Um eine Ansteckung durch Tröpfcheninfektion zu verhindern, sollte man während der Grippesaison hustenden Menschen am besten aus dem Weg gehen und die Hände gründlich mit Wasser und Seife waschen. In den Wintermonaten schadet es auch nicht, sich möglichst nicht ins Gesicht zu fassen. Auch das Tragen eines Mund-Nasenschutzes, vor allem in geschlossenen Räumen und öffentlichen Nahverkehr, kann vorbeugend wirken. Wer selbst erkrankt ist, sollte zuhause bleiben, um andere nicht anzustecken.

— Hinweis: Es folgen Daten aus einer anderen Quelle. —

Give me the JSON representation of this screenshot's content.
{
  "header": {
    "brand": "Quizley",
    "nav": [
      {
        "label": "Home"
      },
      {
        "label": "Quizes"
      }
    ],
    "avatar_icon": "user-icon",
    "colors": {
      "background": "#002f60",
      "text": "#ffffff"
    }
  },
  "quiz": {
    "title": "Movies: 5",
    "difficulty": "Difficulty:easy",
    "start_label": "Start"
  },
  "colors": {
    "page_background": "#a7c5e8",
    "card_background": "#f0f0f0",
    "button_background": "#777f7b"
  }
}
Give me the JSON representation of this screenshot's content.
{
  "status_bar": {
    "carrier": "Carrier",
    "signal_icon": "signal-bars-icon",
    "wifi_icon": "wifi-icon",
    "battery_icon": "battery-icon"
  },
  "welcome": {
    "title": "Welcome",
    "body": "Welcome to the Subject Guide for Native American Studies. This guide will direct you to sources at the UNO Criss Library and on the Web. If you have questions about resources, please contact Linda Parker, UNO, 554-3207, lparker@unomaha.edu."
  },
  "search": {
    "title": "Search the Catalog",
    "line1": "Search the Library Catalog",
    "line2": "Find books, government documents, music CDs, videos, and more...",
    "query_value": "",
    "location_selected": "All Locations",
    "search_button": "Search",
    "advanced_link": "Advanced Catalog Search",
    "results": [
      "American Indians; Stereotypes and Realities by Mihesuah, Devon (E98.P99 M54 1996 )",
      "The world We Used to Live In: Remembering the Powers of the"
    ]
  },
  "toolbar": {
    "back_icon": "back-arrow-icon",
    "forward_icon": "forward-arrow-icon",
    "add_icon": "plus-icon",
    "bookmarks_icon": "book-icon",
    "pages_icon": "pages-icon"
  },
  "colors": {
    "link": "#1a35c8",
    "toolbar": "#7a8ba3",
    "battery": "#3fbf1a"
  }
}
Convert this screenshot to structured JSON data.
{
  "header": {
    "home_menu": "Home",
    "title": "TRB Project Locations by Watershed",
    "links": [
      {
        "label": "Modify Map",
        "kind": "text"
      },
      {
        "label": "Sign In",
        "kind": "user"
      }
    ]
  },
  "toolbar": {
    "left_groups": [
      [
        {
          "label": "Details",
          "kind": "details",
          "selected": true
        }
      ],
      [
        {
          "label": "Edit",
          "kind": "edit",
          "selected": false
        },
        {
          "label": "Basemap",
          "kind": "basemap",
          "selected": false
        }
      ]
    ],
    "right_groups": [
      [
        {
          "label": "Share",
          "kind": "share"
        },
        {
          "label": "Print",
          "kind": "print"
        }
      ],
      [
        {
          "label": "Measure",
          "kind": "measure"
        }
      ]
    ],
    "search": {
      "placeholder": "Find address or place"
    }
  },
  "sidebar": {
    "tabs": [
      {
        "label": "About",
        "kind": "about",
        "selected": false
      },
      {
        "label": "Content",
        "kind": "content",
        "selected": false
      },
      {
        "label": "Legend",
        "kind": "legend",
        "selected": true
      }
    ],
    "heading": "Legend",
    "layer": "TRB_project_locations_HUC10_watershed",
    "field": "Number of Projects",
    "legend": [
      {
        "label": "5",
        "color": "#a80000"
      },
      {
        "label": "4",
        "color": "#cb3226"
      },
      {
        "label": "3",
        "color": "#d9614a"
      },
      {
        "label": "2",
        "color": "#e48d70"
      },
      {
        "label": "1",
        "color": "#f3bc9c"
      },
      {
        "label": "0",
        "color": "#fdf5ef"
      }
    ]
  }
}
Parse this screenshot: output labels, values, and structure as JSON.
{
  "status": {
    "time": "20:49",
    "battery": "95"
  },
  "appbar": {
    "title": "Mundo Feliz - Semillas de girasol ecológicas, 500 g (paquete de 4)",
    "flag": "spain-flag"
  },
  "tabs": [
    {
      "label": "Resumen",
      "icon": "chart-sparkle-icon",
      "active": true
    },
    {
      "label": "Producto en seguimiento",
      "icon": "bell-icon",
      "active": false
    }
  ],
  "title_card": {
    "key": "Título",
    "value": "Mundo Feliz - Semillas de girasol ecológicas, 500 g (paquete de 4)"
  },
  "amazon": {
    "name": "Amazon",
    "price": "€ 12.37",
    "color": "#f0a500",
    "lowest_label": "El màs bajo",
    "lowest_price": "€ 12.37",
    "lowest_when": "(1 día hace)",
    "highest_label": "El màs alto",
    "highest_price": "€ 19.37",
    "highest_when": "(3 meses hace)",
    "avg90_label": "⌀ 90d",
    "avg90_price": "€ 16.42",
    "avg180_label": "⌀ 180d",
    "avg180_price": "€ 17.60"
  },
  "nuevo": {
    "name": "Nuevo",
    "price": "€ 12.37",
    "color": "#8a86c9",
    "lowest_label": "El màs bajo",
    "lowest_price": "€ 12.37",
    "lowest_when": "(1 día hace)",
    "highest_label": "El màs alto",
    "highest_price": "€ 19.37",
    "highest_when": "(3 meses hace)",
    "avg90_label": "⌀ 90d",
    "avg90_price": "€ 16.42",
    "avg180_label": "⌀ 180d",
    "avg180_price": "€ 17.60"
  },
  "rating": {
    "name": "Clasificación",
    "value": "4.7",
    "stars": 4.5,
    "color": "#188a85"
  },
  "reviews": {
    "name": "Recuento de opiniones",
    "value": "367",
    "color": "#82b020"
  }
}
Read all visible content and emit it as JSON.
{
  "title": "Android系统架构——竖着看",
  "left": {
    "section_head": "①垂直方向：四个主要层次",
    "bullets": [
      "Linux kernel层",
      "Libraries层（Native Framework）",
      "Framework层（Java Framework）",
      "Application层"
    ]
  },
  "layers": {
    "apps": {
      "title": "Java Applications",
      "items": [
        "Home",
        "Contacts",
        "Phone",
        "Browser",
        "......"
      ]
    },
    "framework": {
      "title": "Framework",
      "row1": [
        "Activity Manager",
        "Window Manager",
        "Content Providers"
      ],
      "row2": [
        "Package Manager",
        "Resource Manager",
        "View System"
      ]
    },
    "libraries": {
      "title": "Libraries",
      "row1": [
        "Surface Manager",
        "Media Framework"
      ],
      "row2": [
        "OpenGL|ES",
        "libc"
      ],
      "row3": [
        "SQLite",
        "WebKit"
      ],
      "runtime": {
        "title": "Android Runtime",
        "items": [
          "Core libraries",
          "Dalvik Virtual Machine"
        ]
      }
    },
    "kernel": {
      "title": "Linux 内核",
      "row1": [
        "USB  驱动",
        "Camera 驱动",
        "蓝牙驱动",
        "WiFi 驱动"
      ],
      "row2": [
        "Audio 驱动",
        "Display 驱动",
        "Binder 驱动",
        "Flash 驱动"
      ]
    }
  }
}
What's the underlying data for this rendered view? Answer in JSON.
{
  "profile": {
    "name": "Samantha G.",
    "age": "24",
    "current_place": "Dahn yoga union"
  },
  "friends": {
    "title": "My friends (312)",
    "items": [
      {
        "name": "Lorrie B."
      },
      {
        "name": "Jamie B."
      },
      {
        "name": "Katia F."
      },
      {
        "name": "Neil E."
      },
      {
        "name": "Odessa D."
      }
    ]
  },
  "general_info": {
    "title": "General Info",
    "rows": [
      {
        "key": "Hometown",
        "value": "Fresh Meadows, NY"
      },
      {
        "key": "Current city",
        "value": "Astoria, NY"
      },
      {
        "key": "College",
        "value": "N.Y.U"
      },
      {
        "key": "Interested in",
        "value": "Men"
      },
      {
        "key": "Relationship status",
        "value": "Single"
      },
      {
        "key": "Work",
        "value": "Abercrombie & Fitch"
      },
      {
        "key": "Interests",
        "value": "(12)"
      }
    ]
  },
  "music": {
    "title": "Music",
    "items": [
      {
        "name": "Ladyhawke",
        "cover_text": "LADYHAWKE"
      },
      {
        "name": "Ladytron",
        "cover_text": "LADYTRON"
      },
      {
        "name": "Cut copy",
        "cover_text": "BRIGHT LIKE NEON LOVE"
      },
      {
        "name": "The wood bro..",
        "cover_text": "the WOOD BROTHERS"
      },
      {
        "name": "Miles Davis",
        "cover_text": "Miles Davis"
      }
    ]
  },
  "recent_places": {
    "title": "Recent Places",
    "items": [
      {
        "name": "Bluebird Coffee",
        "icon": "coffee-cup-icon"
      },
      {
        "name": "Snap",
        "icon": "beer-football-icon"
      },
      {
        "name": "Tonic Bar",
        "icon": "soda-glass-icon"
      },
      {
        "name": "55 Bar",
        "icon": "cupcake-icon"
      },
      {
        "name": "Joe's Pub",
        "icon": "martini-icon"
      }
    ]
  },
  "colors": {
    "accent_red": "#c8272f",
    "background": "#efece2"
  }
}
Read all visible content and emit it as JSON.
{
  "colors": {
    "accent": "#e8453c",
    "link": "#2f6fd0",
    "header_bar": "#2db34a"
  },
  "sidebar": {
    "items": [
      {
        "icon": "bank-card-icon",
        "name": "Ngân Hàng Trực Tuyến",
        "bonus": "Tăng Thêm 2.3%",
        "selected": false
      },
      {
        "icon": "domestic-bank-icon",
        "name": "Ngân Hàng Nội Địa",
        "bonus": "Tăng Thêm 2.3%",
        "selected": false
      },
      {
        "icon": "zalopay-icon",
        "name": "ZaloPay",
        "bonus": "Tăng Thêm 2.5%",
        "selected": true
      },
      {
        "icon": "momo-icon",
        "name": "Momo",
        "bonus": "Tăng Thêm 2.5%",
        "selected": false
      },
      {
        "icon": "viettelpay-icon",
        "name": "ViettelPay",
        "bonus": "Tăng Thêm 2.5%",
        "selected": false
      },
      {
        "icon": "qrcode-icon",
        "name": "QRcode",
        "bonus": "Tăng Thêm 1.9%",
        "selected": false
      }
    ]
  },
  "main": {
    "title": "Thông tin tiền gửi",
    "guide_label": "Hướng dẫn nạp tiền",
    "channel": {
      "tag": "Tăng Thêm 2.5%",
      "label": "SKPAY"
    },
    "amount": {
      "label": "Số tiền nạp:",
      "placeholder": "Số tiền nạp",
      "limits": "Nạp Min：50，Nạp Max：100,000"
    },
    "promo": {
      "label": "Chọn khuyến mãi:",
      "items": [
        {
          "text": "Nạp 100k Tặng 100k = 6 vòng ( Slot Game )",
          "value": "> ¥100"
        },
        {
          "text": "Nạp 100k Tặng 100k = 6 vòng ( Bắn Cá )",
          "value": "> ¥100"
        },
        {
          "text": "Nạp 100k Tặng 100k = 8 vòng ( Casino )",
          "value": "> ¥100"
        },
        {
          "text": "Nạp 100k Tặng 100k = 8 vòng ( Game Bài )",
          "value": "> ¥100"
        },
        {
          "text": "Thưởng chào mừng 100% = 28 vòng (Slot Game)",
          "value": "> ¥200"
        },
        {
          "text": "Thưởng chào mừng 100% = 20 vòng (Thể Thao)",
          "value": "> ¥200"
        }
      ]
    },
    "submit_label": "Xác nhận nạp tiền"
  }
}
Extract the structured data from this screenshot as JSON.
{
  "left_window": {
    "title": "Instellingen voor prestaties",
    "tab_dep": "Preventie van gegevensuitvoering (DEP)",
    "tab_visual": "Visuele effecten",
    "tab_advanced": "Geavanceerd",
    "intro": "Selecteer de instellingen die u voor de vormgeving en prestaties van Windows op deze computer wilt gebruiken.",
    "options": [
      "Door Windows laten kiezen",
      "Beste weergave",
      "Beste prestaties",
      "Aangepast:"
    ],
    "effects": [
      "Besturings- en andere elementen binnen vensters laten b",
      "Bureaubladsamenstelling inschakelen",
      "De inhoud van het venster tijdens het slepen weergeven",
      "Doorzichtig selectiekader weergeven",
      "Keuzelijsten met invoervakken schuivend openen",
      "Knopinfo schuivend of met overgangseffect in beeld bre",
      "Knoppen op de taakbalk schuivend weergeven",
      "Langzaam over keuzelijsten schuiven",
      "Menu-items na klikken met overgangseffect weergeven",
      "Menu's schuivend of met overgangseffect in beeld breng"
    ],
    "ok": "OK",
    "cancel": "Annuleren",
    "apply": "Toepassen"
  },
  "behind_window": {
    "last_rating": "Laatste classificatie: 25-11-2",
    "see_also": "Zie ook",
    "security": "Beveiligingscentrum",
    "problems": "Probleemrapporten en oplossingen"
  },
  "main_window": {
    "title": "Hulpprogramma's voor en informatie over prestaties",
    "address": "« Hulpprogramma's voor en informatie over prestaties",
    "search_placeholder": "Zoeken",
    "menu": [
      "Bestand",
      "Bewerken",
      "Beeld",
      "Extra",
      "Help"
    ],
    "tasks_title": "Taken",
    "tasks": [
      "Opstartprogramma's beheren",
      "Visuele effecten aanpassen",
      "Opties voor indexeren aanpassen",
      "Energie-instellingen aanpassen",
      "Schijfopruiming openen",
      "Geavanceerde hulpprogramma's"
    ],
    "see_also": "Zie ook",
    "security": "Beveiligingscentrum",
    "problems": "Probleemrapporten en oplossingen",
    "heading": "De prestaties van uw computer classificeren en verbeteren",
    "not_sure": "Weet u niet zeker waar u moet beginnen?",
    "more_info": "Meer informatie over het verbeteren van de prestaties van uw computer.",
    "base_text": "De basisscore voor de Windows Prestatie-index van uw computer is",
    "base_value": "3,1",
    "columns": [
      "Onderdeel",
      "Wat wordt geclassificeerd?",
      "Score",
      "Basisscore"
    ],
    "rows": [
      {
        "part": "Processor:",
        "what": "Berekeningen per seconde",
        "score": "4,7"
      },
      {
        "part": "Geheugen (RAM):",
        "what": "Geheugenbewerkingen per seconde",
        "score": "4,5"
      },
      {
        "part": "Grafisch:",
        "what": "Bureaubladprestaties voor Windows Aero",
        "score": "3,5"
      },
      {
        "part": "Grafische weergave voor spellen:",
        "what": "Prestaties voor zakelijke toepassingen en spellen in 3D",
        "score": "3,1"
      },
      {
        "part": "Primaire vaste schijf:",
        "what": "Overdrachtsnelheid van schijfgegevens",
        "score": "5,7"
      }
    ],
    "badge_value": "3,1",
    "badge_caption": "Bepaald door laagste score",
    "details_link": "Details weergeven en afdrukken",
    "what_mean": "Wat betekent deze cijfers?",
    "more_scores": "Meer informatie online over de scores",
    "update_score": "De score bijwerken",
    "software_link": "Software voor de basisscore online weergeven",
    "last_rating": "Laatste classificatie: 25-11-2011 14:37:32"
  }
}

Ein intaktes Immunsystem ist außerdem ein wichtiger Faktor zum Vorbeugen einer Grippe. Das Immunsystem kann man stärken, indem man

  • Stress abbaut (zum Beispiel mithilfe von Entspannungstechniken wie Yoga),

  • sich gesund und vitaminreich ernährt

  • und sich regelmäßig an der frischen Luft bewegt.

Der Aufenthalt in trockenen, beheizten Räumen trocknet dagegen die Schleimhäute aus und macht den Körper anfälliger für Viren.

Erkältung vorbeugen: Tipps für eine starke Abwehr
Zusammenfassung

Symptome: hohes Fieber, Schüttelfrost, Kopf- und Gliederschmerzen, Husten und Halsschmerzen.

Ursachen: Infektion mit Virus, es gibt verschiedene Influenzaviren

Behandlung: Symptome lindern, bei Bedarf schmerzsstillende und fiebersenkende Medikamente einnehmen, Bettruhe einhalten.